The pair said the market “remains increasingly attractive for investors who are able to commit to a longer-term investment horizon or need to deploy substantial amounts of capital to generate a return, such as private equity”.

So far this year, RDI REIT, St Modwen Properties, Sigma Capital and GCP Student Living have agreed takeover offers, with Drum Income Plus REIT last week confirming an approach from Custodian REIT. Those deals follow moves last year for Urban&Civic and McCarthy & Stone.

More than three-quarters of the UK real estate deals struck or mooted this year have involved private equity, Berenberg’s analysts said.
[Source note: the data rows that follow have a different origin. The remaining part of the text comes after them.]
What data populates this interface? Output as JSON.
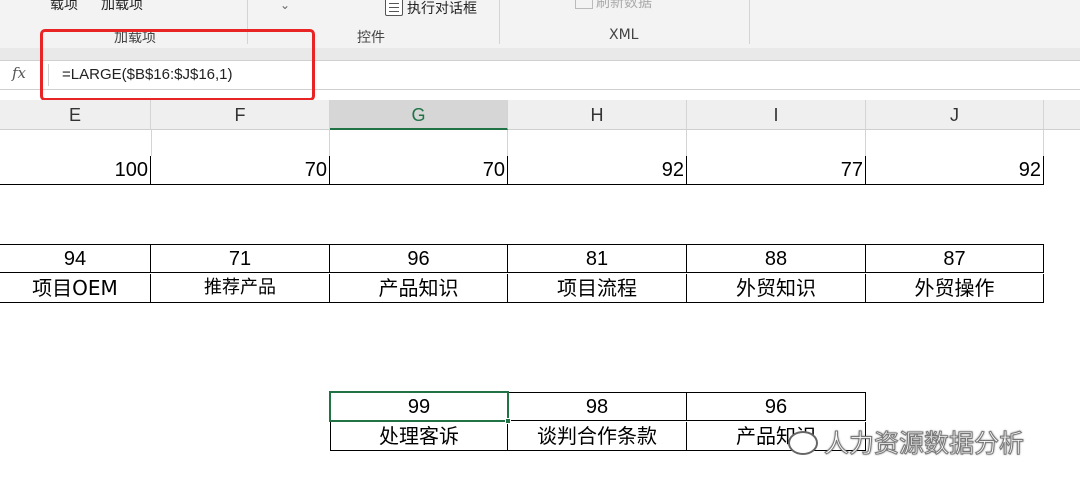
{
  "ribbon": {
    "addins_btn1": "载项",
    "addins_btn2": "加载项",
    "dialog_btn": "执行对话框",
    "refresh_btn": "刷新数据",
    "group_addins": "加载项",
    "group_controls": "控件",
    "group_xml": "XML"
  },
  "formula_bar": {
    "fx_label": "fx",
    "formula": "=LARGE($B$16:$J$16,1)"
  },
  "columns": [
    "E",
    "F",
    "G",
    "H",
    "I",
    "J"
  ],
  "selected_column": "G",
  "row1": [
    "100",
    "70",
    "70",
    "92",
    "77",
    "92"
  ],
  "table2": {
    "values": [
      "94",
      "71",
      "96",
      "81",
      "88",
      "87"
    ],
    "labels": [
      "项目OEM",
      "推荐产品",
      "产品知识",
      "项目流程",
      "外贸知识",
      "外贸操作"
    ]
  },
  "table3": {
    "values": [
      "99",
      "98",
      "96"
    ],
    "labels": [
      "处理客诉",
      "谈判合作条款",
      "产品知识"
    ]
  },
  "watermark": "人力资源数据分析",
  "colors": {
    "selection": "#217346",
    "highlight_box": "#e82424"
  }
}
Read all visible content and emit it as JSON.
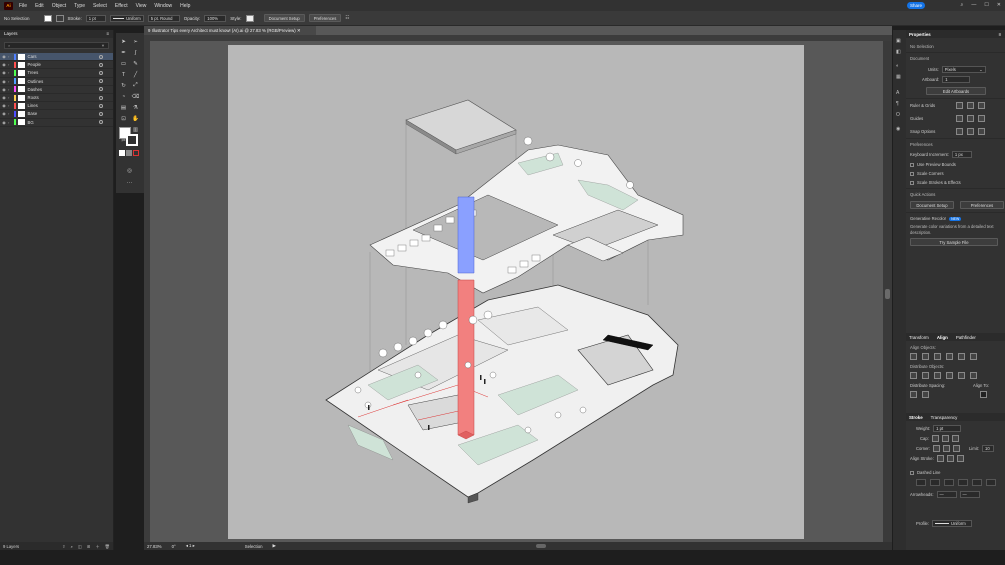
{
  "app": {
    "logo": "Ai"
  },
  "menu": [
    "File",
    "Edit",
    "Object",
    "Type",
    "Select",
    "Effect",
    "View",
    "Window",
    "Help"
  ],
  "share_label": "Share",
  "window_icons": [
    "search-icon",
    "minimize-icon",
    "maximize-icon",
    "close-icon"
  ],
  "control_bar": {
    "selection": "No Selection",
    "stroke_label": "Stroke:",
    "stroke_value": "1 pt",
    "stroke_profile": "Uniform",
    "brush": "5 pt. Round",
    "opacity_label": "Opacity:",
    "opacity_value": "100%",
    "style_label": "Style:",
    "doc_setup": "Document Setup",
    "preferences": "Preferences"
  },
  "document_tab": "9 Illustrator Tips every Architect must know! (AI).ai @ 27.83 % (RGB/Preview)",
  "layers_panel": {
    "title": "Layers",
    "layers": [
      {
        "name": "Cars",
        "color": "#4f7fff",
        "selected": true
      },
      {
        "name": "People",
        "color": "#ff4f4f",
        "selected": false
      },
      {
        "name": "Trees",
        "color": "#4fff4f",
        "selected": false
      },
      {
        "name": "Outlines",
        "color": "#4fa0ff",
        "selected": false
      },
      {
        "name": "Dashes",
        "color": "#ff4fff",
        "selected": false
      },
      {
        "name": "Roots",
        "color": "#ffd04f",
        "selected": false
      },
      {
        "name": "Lines",
        "color": "#ff4f4f",
        "selected": false
      },
      {
        "name": "Base",
        "color": "#4f4fff",
        "selected": false
      },
      {
        "name": "BG",
        "color": "#4fff4f",
        "selected": false
      }
    ],
    "footer": "9 Layers"
  },
  "status_bar": {
    "zoom": "27.83%",
    "rotation": "0°",
    "artboard": "1",
    "tool": "Selection"
  },
  "properties_panel": {
    "title": "Properties",
    "no_selection": "No Selection",
    "document_label": "Document",
    "units_label": "Units:",
    "units_value": "Pixels",
    "artboard_label": "Artboard:",
    "artboard_value": "1",
    "edit_artboards": "Edit Artboards",
    "ruler_grids": "Ruler & Grids",
    "guides": "Guides",
    "snap_options": "Snap Options",
    "preferences_title": "Preferences",
    "keyboard_increment_label": "Keyboard Increment:",
    "keyboard_increment_value": "1 px",
    "use_preview_bounds": "Use Preview Bounds",
    "scale_corners": "Scale Corners",
    "scale_strokes": "Scale Strokes & Effects",
    "quick_actions": "Quick Actions",
    "doc_setup_btn": "Document Setup",
    "preferences_btn": "Preferences",
    "recolor_title": "Generative Recolor",
    "new_badge": "NEW",
    "recolor_desc": "Generate color variations from a detailed text description.",
    "try_sample": "Try Sample File"
  },
  "align_panel": {
    "tabs": [
      "Transform",
      "Align",
      "Pathfinder"
    ],
    "align_objects": "Align Objects:",
    "distribute_objects": "Distribute Objects:",
    "distribute_spacing": "Distribute Spacing:",
    "align_to": "Align To:"
  },
  "stroke_panel": {
    "tabs": [
      "Stroke",
      "Transparency"
    ],
    "weight_label": "Weight:",
    "weight_value": "1 pt",
    "cap_label": "Cap:",
    "corner_label": "Corner:",
    "limit_label": "Limit:",
    "limit_value": "10",
    "align_stroke_label": "Align Stroke:",
    "dashed_line": "Dashed Line",
    "arrowheads_label": "Arrowheads:",
    "profile_label": "Profile:",
    "profile_value": "Uniform"
  }
}
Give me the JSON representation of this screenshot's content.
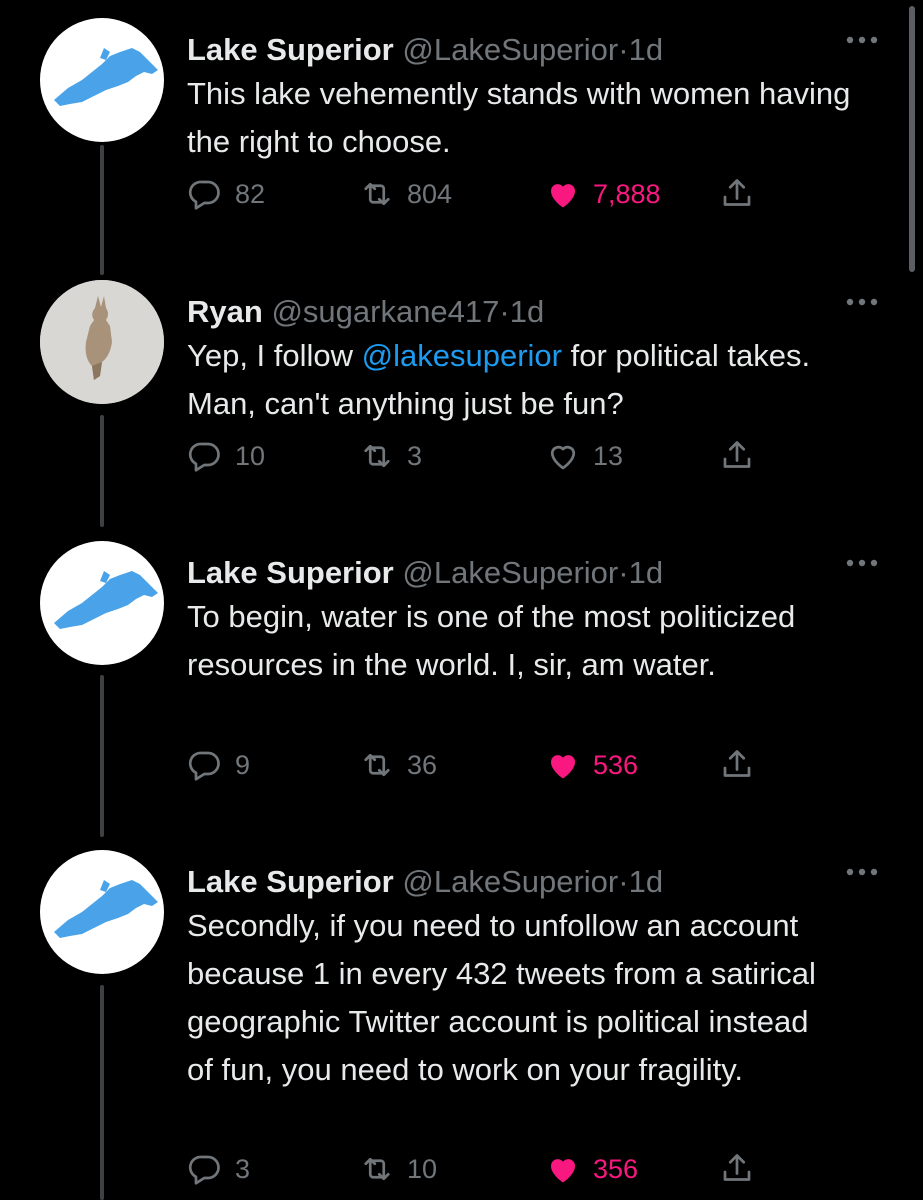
{
  "tweets": [
    {
      "name": "Lake Superior",
      "handle": "@LakeSuperior",
      "dot": "·",
      "time": "1d",
      "text_before": "This lake vehemently stands with women having the right to choose.",
      "mention": "",
      "text_after": "",
      "replies": "82",
      "retweets": "804",
      "likes": "7,888",
      "liked": true,
      "avatar_icon": "lake-superior-map-icon"
    },
    {
      "name": "Ryan",
      "handle": "@sugarkane417",
      "dot": "·",
      "time": "1d",
      "text_before": "Yep, I follow ",
      "mention": "@lakesuperior",
      "text_after": " for political takes.  Man, can't anything just be fun?",
      "replies": "10",
      "retweets": "3",
      "likes": "13",
      "liked": false,
      "avatar_icon": "kangaroo-avatar-icon"
    },
    {
      "name": "Lake Superior",
      "handle": "@LakeSuperior",
      "dot": "·",
      "time": "1d",
      "text_before": "To begin, water is one of the most politicized resources in the world. I, sir, am water.",
      "mention": "",
      "text_after": "",
      "replies": "9",
      "retweets": "36",
      "likes": "536",
      "liked": true,
      "avatar_icon": "lake-superior-map-icon"
    },
    {
      "name": "Lake Superior",
      "handle": "@LakeSuperior",
      "dot": "·",
      "time": "1d",
      "text_before": "Secondly, if you need to unfollow an account because 1 in every 432 tweets from a satirical geographic Twitter account is political instead of fun, you need to work on your fragility.",
      "mention": "",
      "text_after": "",
      "replies": "3",
      "retweets": "10",
      "likes": "356",
      "liked": true,
      "avatar_icon": "lake-superior-map-icon"
    }
  ],
  "colors": {
    "background": "#000000",
    "text": "#e7e9ea",
    "muted": "#71767b",
    "like": "#f91880",
    "link": "#1d9bf0",
    "lake": "#4aa3e8"
  }
}
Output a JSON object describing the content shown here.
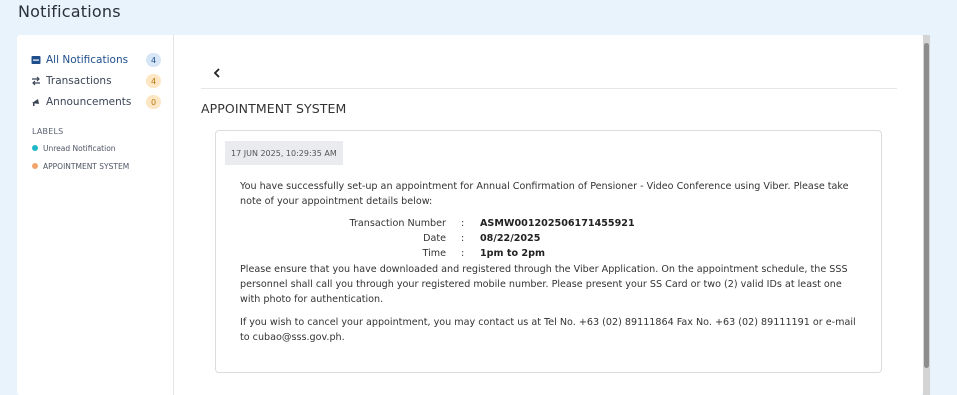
{
  "page": {
    "title": "Notifications"
  },
  "sidebar": {
    "items": [
      {
        "label": "All Notifications",
        "count": "4",
        "icon": "inbox-icon"
      },
      {
        "label": "Transactions",
        "count": "4",
        "icon": "transfer-icon"
      },
      {
        "label": "Announcements",
        "count": "0",
        "icon": "megaphone-icon"
      }
    ],
    "labels_title": "LABELS",
    "labels": [
      {
        "text": "Unread Notification",
        "color": "#1fb8c9"
      },
      {
        "text": "APPOINTMENT SYSTEM",
        "color": "#f2a56b"
      }
    ]
  },
  "main": {
    "section_title": "APPOINTMENT SYSTEM",
    "timestamp": "17 JUN 2025, 10:29:35 AM",
    "intro": "You have successfully set-up an appointment for Annual Confirmation of Pensioner - Video Conference using Viber. Please take note of your appointment details below:",
    "details": [
      {
        "label": "Transaction Number",
        "sep": ":",
        "value": "ASMW001202506171455921"
      },
      {
        "label": "Date",
        "sep": ":",
        "value": "08/22/2025"
      },
      {
        "label": "Time",
        "sep": ":",
        "value": "1pm to 2pm"
      }
    ],
    "paragraph2": "Please ensure that you have downloaded and registered through the Viber Application. On the appointment schedule, the SSS personnel shall call you through your registered mobile number. Please present your SS Card or two (2) valid IDs at least one with photo for authentication.",
    "paragraph3": "If you wish to cancel your appointment, you may contact us at Tel No. +63 (02) 89111864 Fax No. +63 (02) 89111191 or e-mail to cubao@sss.gov.ph."
  },
  "colors": {
    "accent": "#1f4e8c",
    "badge_blue_bg": "#d7e6f6",
    "badge_orange_bg": "#fde6c4",
    "background": "#e8f3fb"
  }
}
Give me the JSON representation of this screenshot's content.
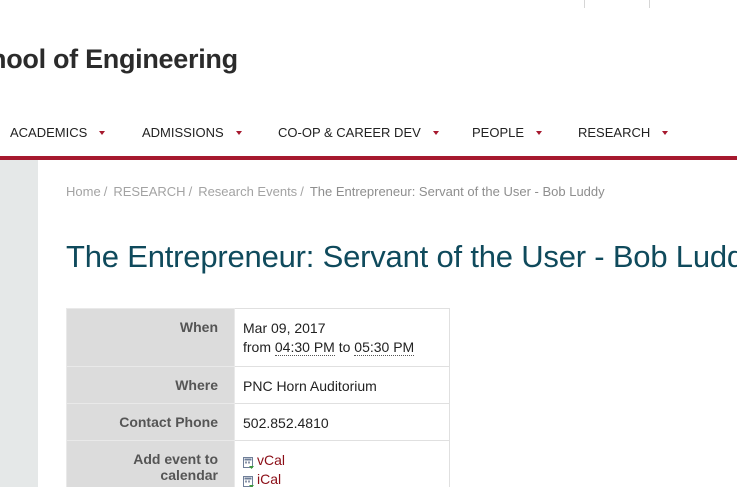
{
  "header": {
    "site_title": "hool of Engineering"
  },
  "nav": {
    "items": [
      {
        "label": "ACADEMICS"
      },
      {
        "label": "ADMISSIONS"
      },
      {
        "label": "CO-OP & CAREER DEV"
      },
      {
        "label": "PEOPLE"
      },
      {
        "label": "RESEARCH"
      }
    ]
  },
  "breadcrumb": {
    "items": [
      "Home",
      "RESEARCH",
      "Research Events"
    ],
    "current": "The Entrepreneur: Servant of the User - Bob Luddy"
  },
  "event": {
    "title": "The Entrepreneur: Servant of the User - Bob Luddy",
    "when_label": "When",
    "date": "Mar 09, 2017",
    "from_word": "from",
    "start_time": "04:30 PM",
    "to_word": "to",
    "end_time": "05:30 PM",
    "where_label": "Where",
    "location": "PNC Horn Auditorium",
    "phone_label": "Contact Phone",
    "phone": "502.852.4810",
    "calendar_label": "Add event to calendar",
    "calendar_links": [
      {
        "label": "vCal",
        "icon": "calendar-file-icon"
      },
      {
        "label": "iCal",
        "icon": "calendar-file-icon"
      }
    ]
  },
  "colors": {
    "accent": "#a6192e",
    "title": "#0f4a5c",
    "link": "#8b0d16"
  }
}
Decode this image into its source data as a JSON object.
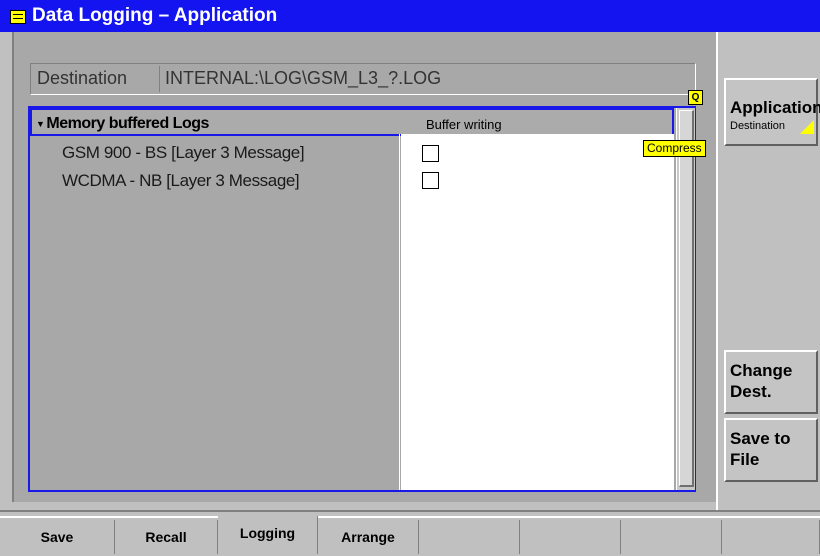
{
  "window": {
    "title": "Data Logging – Application"
  },
  "destination": {
    "label": "Destination",
    "value": "INTERNAL:\\LOG\\GSM_L3_?.LOG"
  },
  "indicators": {
    "q_icon": "Q",
    "compress_tag": "Compress"
  },
  "table": {
    "tree_header": "Memory buffered Logs",
    "buffer_header": "Buffer writing",
    "rows": [
      {
        "label": "GSM 900 - BS [Layer 3 Message]",
        "buffer_writing": false
      },
      {
        "label": "WCDMA - NB [Layer 3 Message]",
        "buffer_writing": false
      }
    ]
  },
  "softkeys": {
    "application": {
      "title": "Application",
      "subtitle": "Destination"
    },
    "change_dest": "Change\nDest.",
    "save_to_file": "Save to\nFile"
  },
  "tabs": [
    {
      "label": "Save",
      "active": false
    },
    {
      "label": "Recall",
      "active": false
    },
    {
      "label": "Logging",
      "active": true
    },
    {
      "label": "Arrange",
      "active": false
    },
    {
      "label": "",
      "active": false
    },
    {
      "label": "",
      "active": false
    },
    {
      "label": "",
      "active": false
    },
    {
      "label": "",
      "active": false
    }
  ],
  "colors": {
    "titlebar": "#1414f0",
    "highlight": "#1818e8",
    "accent_yellow": "#ffff00"
  }
}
“With a structured, well-understood market and cheap debt finance widely available, infrastructure and real estate provide obvious, low-risk vehicles for generating returns,” Lee and Horne wrote.

“The UK and the listed sector also screens attractively due to its robust legislative environment, the reduced scrutiny for management teams in the private sector, improving economic fundamentals, relative underperformance and attractive valuations.”

The team highlighted Capital & Counties as “the most obvious target” among the companies it covers, its share price offering “an attractive entry point to a portfolio that would otherwise take decades to curate”.

Lee and Horne also pointed to Helical, trading at a 13% discount to its last reported net tangible assets and offering “a well-respected, experienced development team which can be used to generate additional value over the next office cycle”; and Capital & Regional, 52% owned by Growthpoint Properties, which they said is still in a “challenged position” and could find a balance sheet recapitalisation better done privately.

A “less obvious” but “increasingly attractive” M&A target is Grainger, the Berenberg team added, due to a development pipeline of 8,850 homes that “could be accelerated materially in private ownership, much as Lone Star did with Quintain at Wembley Park”.

The analysts said the targets of recent takeovers shared several characteristics, among them models that have been misunderstood by public investors, leading to “deeply discounted” valuations; the ability for buyers to scale and deploy further capital into development pipelines; exit routes for management; and assets within an in-demand sector.